Because the technology is there these days to be able to accurately (which is a weird term to us when it comes to adapting a video game to film) represent those games. If you have played those games and thought ‘hey, it would be great if I could sit in a cinema and watch this happening but I don’t want to have to watch Youtube Let’s Play videos’ then this will hit the right beats for you.
It got me thinking about the change in how Hollywood approaches properties these days (ie. in the days of the monoculture).
Once upon a time, an IP that had as much name recognition as Mario would be stripped of parts and then a studio exec would say “But, we can’t tell a story using these parts that is the video game because the video game doesn’t really have a story and even if it did then we’d turn off the audience. We can get them in the door with the name but then we need to ground this is in reality.”
And that is how you get Super Mario Bros. (1993).
And that shit… was fucking bugnuts.
I sometimes wish Hollywood would still swing for crap like that.
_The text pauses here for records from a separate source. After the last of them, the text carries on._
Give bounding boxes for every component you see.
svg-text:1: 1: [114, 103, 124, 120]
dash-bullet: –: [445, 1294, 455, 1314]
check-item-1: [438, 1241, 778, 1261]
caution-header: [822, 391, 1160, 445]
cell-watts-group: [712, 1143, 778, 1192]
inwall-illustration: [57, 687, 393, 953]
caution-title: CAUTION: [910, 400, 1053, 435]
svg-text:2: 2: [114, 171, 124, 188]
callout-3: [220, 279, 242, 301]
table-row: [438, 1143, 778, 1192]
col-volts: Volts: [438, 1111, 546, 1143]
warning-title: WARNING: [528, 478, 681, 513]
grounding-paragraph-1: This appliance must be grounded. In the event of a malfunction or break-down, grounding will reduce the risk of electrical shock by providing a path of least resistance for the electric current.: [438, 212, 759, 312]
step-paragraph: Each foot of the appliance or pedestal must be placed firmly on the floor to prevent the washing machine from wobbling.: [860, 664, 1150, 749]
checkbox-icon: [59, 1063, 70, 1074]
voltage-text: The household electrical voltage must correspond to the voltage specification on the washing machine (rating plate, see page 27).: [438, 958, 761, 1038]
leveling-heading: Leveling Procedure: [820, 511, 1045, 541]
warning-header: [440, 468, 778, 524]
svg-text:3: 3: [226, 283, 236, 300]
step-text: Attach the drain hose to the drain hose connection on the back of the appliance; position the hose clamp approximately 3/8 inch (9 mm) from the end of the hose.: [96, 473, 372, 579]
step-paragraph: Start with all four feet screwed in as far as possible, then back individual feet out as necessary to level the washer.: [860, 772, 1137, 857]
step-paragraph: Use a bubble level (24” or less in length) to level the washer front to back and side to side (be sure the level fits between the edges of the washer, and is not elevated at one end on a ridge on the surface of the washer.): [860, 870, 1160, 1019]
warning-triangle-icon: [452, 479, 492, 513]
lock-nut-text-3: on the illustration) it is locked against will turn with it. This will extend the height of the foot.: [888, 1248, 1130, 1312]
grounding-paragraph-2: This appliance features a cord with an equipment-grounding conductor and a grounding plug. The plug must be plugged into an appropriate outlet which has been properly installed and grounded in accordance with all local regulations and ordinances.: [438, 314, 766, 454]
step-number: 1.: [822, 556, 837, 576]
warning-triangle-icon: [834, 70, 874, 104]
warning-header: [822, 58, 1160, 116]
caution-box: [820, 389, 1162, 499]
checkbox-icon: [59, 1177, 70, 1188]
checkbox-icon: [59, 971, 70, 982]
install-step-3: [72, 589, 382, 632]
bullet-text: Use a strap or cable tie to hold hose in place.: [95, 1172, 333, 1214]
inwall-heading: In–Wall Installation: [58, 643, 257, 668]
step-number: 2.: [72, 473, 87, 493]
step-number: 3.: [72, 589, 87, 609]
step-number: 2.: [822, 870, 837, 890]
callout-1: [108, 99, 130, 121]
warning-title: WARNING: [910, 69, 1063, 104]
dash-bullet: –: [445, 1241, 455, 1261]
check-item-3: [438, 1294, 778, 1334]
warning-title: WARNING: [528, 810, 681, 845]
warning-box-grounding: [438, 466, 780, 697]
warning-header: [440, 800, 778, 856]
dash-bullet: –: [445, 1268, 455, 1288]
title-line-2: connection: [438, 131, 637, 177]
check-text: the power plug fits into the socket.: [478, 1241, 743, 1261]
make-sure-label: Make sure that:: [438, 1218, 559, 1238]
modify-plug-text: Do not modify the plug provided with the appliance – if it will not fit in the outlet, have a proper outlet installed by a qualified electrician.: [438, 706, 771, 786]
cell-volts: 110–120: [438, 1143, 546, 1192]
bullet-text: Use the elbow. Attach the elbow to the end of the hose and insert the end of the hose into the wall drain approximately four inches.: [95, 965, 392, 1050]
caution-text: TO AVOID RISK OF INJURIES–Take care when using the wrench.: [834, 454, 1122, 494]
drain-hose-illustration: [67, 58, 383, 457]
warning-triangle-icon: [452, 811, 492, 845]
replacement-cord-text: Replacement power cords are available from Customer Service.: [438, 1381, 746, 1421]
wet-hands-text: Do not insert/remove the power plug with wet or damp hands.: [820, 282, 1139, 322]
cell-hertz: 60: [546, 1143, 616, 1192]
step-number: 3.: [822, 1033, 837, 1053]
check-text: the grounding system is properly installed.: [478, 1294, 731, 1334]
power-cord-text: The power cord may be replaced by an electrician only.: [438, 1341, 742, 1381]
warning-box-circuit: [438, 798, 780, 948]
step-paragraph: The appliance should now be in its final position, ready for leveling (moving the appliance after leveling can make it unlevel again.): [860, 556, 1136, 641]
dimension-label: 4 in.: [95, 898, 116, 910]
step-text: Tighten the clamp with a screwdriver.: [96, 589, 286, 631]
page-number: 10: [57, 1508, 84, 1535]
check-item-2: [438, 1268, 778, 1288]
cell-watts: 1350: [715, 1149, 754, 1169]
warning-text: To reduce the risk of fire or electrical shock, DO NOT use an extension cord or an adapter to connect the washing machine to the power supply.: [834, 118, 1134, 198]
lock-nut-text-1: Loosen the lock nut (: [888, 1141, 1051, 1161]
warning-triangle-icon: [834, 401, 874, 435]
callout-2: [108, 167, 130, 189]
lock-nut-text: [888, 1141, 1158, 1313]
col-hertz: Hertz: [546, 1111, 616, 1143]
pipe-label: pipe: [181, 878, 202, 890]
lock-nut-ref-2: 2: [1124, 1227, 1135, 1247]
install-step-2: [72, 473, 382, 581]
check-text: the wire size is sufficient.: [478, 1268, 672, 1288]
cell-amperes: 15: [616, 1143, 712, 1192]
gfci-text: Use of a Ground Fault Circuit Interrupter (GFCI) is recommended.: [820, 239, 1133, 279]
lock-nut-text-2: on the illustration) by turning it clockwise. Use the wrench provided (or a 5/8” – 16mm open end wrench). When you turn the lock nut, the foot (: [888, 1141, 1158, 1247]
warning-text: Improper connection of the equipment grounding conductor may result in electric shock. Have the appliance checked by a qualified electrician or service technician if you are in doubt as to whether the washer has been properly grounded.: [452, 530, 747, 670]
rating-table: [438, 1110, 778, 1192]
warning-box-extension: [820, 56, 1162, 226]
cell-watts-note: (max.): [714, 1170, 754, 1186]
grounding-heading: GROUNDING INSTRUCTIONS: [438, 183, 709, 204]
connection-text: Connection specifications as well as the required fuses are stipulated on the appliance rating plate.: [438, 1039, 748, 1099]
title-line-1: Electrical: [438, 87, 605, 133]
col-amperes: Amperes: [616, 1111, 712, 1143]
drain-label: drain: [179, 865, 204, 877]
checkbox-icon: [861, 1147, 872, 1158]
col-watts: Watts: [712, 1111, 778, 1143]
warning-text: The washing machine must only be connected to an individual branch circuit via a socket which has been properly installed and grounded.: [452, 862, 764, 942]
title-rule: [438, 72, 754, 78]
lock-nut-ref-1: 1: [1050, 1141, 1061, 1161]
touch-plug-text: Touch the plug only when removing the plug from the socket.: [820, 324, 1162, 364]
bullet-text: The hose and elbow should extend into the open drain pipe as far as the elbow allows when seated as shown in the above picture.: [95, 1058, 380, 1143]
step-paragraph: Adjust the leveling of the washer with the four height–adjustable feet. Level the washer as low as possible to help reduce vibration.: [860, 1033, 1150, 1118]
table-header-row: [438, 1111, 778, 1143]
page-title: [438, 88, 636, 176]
The game has completely changed now. Now it’s all about fidelity to the IP. Because audiences (or the vocal part of the audiences) have proven over the past decade and a half that if you don’t present something very precisely faithful to the IP that they either won’t show up or if they do they will howl about how you’ve murdered their dreams on social media (or my favourite variation… start a petition to have the film struck from canon, as though that is a thing).
Which is exactly what Super Mario Bros. (2023) does.
At the expense of story.
Which is odd because it seems like it would be pretty easy to shoehorn in classic story beats with a Mario skin on top. He refuses the call. He sets out on the adventure. He adjusts to the new world. He runs into obstacles that he initially can’t overcome but then he learns something and can. He meets enemies that become allies. He faces down the final boss with the lessons he has learned and the allies he has gained and is victorious. Then he returns to Brooklyn.
And the crazy thing is, it would actually be very simple to take the movie as it is and get to those beats. In some ways, it’s almost like it is doing the beats without the work of the beats.
Because the thing is, you want to know what the moral of the movie is? “If you get the right powerups at the right time, then you will win.” That’s it. I mean, you could strip out at the Nintendo theme, make it about cycling and call it The Lance Armstrong Story and it would pretty much be about the same thing.
Mario doesn’t learn anything. Luigi being in danger doesn’t matter. Peach sort of plays the role of mentor to Mario but as he learns nothing she’s probably not got her teaching certificate.
Which if you’re 5 is probably fine. My daughter keeps going on about the movie and the scene where all the Toad’s say “But we’re adorable” (which is an amusing beat when it happens). But when there is more on offer when it comes to kids films, I’m not sure why you would bother turning out.
I get wanting something bright and fun that you can have a couple of chuckles at. That’s fine. It just all feels so cycnical.
Still, the new Spiderverse movie is only a few months away and that looks like it is going to slap.